Criminal Justice

The United States currently imprisons more people than any other country in the world. Fortunately, we have not always been a nation focused on imprisonment, and there are steps we can take in a more effective, moral direction.

Mandatory minimum drug sentences have been one of the root causes of mass incarceration.  Coupled with disparate policing and prosecutorial decisions, America’s prison population has quadrupled since 1980 and its racial composition has become deeply unequal. Today, 60 percent of the 2.2 million Americans in prison are minorities.  One of every three black men will spend a portion of his life in prison.

These statistics are sobering, not merely because of their magnitude, but because of their broader implications. Families – and indeed broader communities – are becoming destabilized by our propensity to punish nonviolent crimes with lengthy prison sentences.  Tax dollars are spent inefficiently on incarceration rather than efficiently on rehabilitation, treatment, and empowerment.  When it comes to both enforcement of our laws and to sentencing, there is increasing evidence that minorities do not have the same access to justice as other Delawareans.

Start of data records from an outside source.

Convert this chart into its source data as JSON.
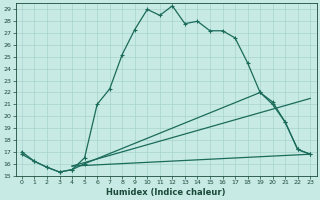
{
  "xlabel": "Humidex (Indice chaleur)",
  "xlim": [
    -0.5,
    23.5
  ],
  "ylim": [
    15,
    29.5
  ],
  "yticks": [
    15,
    16,
    17,
    18,
    19,
    20,
    21,
    22,
    23,
    24,
    25,
    26,
    27,
    28,
    29
  ],
  "xticks": [
    0,
    1,
    2,
    3,
    4,
    5,
    6,
    7,
    8,
    9,
    10,
    11,
    12,
    13,
    14,
    15,
    16,
    17,
    18,
    19,
    20,
    21,
    22,
    23
  ],
  "bg_color": "#c8eae4",
  "grid_color": "#a8d4cc",
  "line_color": "#1a6b5a",
  "line1_x": [
    0,
    1,
    2,
    3,
    4,
    5,
    6,
    7,
    8,
    9,
    10,
    11,
    12,
    13,
    14,
    15,
    16,
    17,
    18,
    19,
    20,
    21,
    22,
    23
  ],
  "line1_y": [
    17.0,
    16.2,
    15.7,
    15.3,
    15.5,
    16.5,
    21.0,
    22.3,
    25.2,
    27.3,
    29.0,
    28.5,
    29.3,
    27.8,
    28.0,
    27.2,
    27.2,
    26.6,
    24.5,
    22.0,
    21.0,
    19.5,
    17.2,
    16.8
  ],
  "line2_x": [
    0,
    1,
    2,
    3,
    4,
    5,
    19,
    20,
    21,
    22,
    23
  ],
  "line2_y": [
    16.8,
    16.2,
    15.7,
    15.3,
    15.5,
    16.0,
    22.0,
    21.2,
    19.5,
    17.2,
    16.8
  ],
  "line3_x": [
    4,
    23
  ],
  "line3_y": [
    15.8,
    21.5
  ],
  "line4_x": [
    4,
    23
  ],
  "line4_y": [
    15.8,
    16.8
  ]
}
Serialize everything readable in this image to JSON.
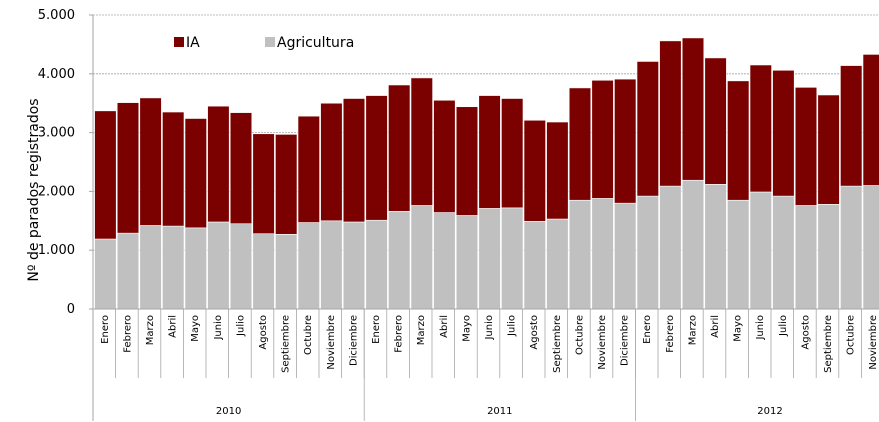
{
  "chart_data": {
    "type": "bar",
    "stacked": true,
    "ylabel": "Nº de parados registrados",
    "ylim": [
      0,
      5000
    ],
    "yticks": [
      "0",
      "1.000",
      "2.000",
      "3.000",
      "4.000",
      "5.000"
    ],
    "grid": true,
    "legend_position": "top-left",
    "years": [
      "2010",
      "2011",
      "2012"
    ],
    "categories": [
      "Enero",
      "Febrero",
      "Marzo",
      "Abril",
      "Mayo",
      "Junio",
      "Julio",
      "Agosto",
      "Septiembre",
      "Octubre",
      "Noviembre",
      "Diciembre",
      "Enero",
      "Febrero",
      "Marzo",
      "Abril",
      "Mayo",
      "Junio",
      "Julio",
      "Agosto",
      "Septiembre",
      "Octubre",
      "Noviembre",
      "Diciembre",
      "Enero",
      "Febrero",
      "Marzo",
      "Abril",
      "Mayo",
      "Junio",
      "Julio",
      "Agosto",
      "Septiembre",
      "Octubre",
      "Noviembre"
    ],
    "series": [
      {
        "name": "Agricultura",
        "color": "#c0c0c0",
        "values": [
          1190,
          1290,
          1420,
          1410,
          1380,
          1480,
          1450,
          1280,
          1270,
          1470,
          1500,
          1480,
          1510,
          1660,
          1760,
          1640,
          1590,
          1710,
          1720,
          1490,
          1530,
          1850,
          1880,
          1800,
          1920,
          2090,
          2190,
          2120,
          1850,
          1990,
          1920,
          1760,
          1780,
          2090,
          2100
        ]
      },
      {
        "name": "IA",
        "color": "#7b0000",
        "values": [
          2180,
          2220,
          2170,
          1940,
          1860,
          1970,
          1890,
          1700,
          1700,
          1810,
          2000,
          2100,
          2120,
          2150,
          2170,
          1910,
          1850,
          1920,
          1860,
          1720,
          1650,
          1910,
          2010,
          2110,
          2290,
          2470,
          2420,
          2150,
          2030,
          2160,
          2140,
          2010,
          1860,
          2050,
          2230
        ]
      }
    ]
  }
}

 In the Delaware State Senate, Bryan has:

  • fought hard to end mandatory minimum sentences and to give judges more flexibility in sentencing;
  • helped address drug abuse from a medical perspective rather than a criminal one;
  • championed legislation that helped break down barriers for inmates transitioning successfully back into the community and employment;
  • sponsored legislation decriminalizing marijuana, with fines replacing jail time for recreational use;
  • voted to study equipping police officers across Delaware with body cameras;
  • voted to repeal the death penalty, which, among its flaws, is disproportionately applied to minorities and the poor; and
  • led legislative efforts to reform Delaware's pretrial detention system.